Il fut néanmoins tiré de ses pensées par le bruit de la lourde porte de la salle qui s'ouvrit. Un petit homme trapu et courbé entra suivi d'un vieil homme plus grand à la peau brune et à la barbe grisonnante. Ce dernier était vêtu somptueusement et portait une couronne dorée sur sa chevelure dégarnie.

— Sir, salua Alester en tentant de faire une révérence.

Les gardes firent de même, mais le Seigneur Loren leva la main leur faisant signe de se redresser et de quitter la salle.
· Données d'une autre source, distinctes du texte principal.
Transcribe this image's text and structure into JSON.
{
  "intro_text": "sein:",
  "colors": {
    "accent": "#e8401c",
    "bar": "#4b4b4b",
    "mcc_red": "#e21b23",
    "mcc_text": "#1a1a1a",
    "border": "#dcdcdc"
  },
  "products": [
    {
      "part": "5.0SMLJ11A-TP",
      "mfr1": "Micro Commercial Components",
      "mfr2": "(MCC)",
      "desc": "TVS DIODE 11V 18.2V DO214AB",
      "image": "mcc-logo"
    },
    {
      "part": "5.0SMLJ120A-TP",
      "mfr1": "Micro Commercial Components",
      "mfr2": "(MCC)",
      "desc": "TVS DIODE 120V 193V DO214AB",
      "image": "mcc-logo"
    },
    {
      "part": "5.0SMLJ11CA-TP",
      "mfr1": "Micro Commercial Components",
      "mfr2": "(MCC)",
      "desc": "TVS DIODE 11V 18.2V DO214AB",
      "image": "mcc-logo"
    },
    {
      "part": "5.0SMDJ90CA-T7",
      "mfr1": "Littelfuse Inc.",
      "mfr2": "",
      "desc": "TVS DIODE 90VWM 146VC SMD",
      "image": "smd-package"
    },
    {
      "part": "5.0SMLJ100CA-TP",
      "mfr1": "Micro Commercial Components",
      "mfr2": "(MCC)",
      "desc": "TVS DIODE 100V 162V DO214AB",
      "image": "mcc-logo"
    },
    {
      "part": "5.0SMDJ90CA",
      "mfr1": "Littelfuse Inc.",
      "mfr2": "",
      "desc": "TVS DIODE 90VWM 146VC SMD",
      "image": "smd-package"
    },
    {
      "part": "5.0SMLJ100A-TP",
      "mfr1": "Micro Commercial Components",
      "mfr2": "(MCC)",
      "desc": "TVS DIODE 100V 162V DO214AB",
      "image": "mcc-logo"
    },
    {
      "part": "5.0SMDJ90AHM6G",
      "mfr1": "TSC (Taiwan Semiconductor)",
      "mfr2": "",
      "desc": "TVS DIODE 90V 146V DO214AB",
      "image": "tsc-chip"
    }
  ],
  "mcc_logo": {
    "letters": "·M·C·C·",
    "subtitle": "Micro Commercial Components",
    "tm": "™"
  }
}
— Installez-vous autour de la table jeune prince, dit le Seigneur en s'asseyant. Voici mon conseiller Ludwig Bellwether, il tiendra compte de toutes les décisions que nous prendrons aujourd'hui.

Jeune prince. 

Ce fut tout ce qu'Alester retint, néanmoins il prit place autour de l'immense table rectangulaire face au Seigneur et à son conseiller. Sans la présence des gardes, il se sentait pris au dépourvu. 

Son sentiment de puissance retomba brusquement, mais une question lui brûla cependant les lèvres :

— Votre fille... Ma promise, ne va-t-elle pas nous rejoindre ?

— Amalica vous admire beaucoup et vous craint tout autant à cause de votre... Il chercha ses mots un instant, votre réputation. Elle n'osait pas quitter ses appartements, je vous invite à lui rendre visite plus tard.

La réputation de fils indigne de la reine noir faisait frémir n'importe qui, même les sorcières d'autres villes. Alester se demandait comment pouvait-on le craindre, lui qui n'a jamais pratiqué l'art de la sorcellerie. Il savait à peine combattre à l'épée.

— Comme vous le savez, poursuivit le Seigneur, nous célébrerons sous peu et en ces lieux votre mariage avec ma fille. Car voyez-vous, je ne serais bientôt plus en état de diriger Batyse et ma fille n'en serait pas capable sans l'aide d'un époux.

Alester se racla la gorge, la réalité du mariage était de plus en plus proche et pourtant il n'avait toujours pas vu le visage de sa promise. Il allait sacrifier sa liberté pour une femme et un peu de pouvoir. Mais le pouvoir n'était qu'une illusion puisqu'il sera toujours sous l'autorité de la Reine.

— Lorsque vous serez Seigneur, intervint le conseiller d'une voix éraillée, sachez que la ville de Batyse est très dévouée à la Reine mais qu'elle tient à garder son indépendance. En effet, en tant que première ville commerciale du royaume et nous tenons à notre autonomie.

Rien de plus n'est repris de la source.